Companies that are using GNU/Linux to make themselves profitable could have easily called this bluff.
Linux has no need of secure boot. But nobody working in the field has the balls to say it. Windows does - it is the cesspit where every virus, worm, and rootkit lives and thrives. Iran would have had no reason to worry about its nuclear secrets being stolen if it was using UNIX-based systems.
But these companies, who collectively have much more muscle than Microsoft in the computer industry, just couldn't be bothered. That left the door open for Red Hat to indulge in grandstanding.

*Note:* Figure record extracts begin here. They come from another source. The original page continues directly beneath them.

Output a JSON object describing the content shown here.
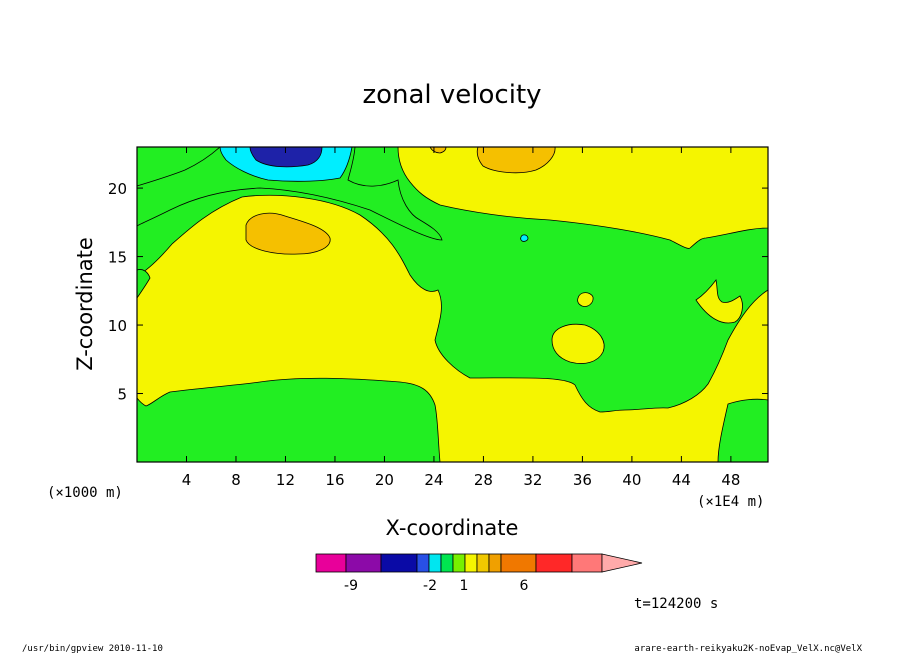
{
  "chart_data": {
    "type": "heatmap",
    "title": "zonal velocity",
    "xlabel": "X-coordinate",
    "ylabel": "Z-coordinate",
    "x_unit_left": "(×1000 m)",
    "x_unit_right": "(×1E4 m)",
    "xlim": [
      0,
      51
    ],
    "ylim": [
      0,
      23
    ],
    "x_ticks": [
      4,
      8,
      12,
      16,
      20,
      24,
      28,
      32,
      36,
      40,
      44,
      48
    ],
    "y_ticks": [
      5,
      10,
      15,
      20
    ],
    "colorbar": {
      "colors": [
        "#e8009a",
        "#8c0aa8",
        "#0a0aa6",
        "#2850e6",
        "#00e6f0",
        "#00e650",
        "#78f000",
        "#f5f500",
        "#f0c800",
        "#f0a000",
        "#f07800",
        "#ff2828",
        "#ff7878",
        "#ffaaaa"
      ],
      "tick_labels": [
        "-9",
        "-2",
        "1",
        "6"
      ]
    },
    "regions": [
      {
        "level": "green",
        "color": "#22ee22",
        "desc": "background"
      },
      {
        "level": "yellow",
        "color": "#f5f500"
      },
      {
        "level": "orange",
        "color": "#f5c000"
      },
      {
        "level": "cyan",
        "color": "#00eeff"
      },
      {
        "level": "blue",
        "color": "#2020b0"
      }
    ]
  },
  "time_label": "t=124200 s",
  "footer_left": "/usr/bin/gpview   2010-11-10",
  "footer_right": "arare-earth-reikyaku2K-noEvap_VelX.nc@VelX"
}
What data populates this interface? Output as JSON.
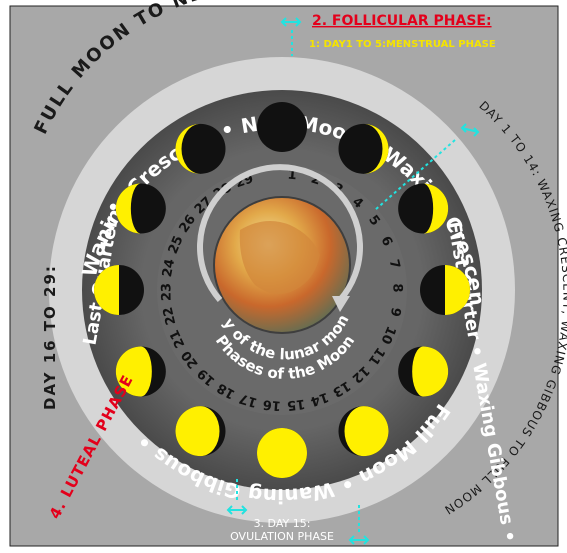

One of the great Peanuts cartoon by the late Charles M. Schulz tells us all about Microsoft in a couple of pages. It is the US football season, and along comes Lucy, with a pigskin in her hand, asking Charlie Brown to kick it while she holds it for him. Charlie Brown refuses, reminding her that she has done this many times in the past, only to pull it away at the last minute, resulting in him falling flat on his back.
But Lucy, remember gentle reader, is the persistent sort. And so, finally, Charlie Brown gives in, and comes charging up - only to fall flat on his back as she yanks the ball away at the last second. And she walks away, muttering something about his undying faith in human nature being an inspiration to all and sundry.
What better illustration of the way Microsoft does things? It is repeatedly able to persuade seemingly sane companies to join hands with it - and then yanks the equivalent of the ball away at the last minute. This has happened right from the days when it short-changed Gary Kildall before MS-DOS even existed. And it has gone on right through its existence. Embrace, extend and extinguish is what has made Microsoft. It knows no other methods.
Red Hat will find out over the next few years that the leopard never changes its spots.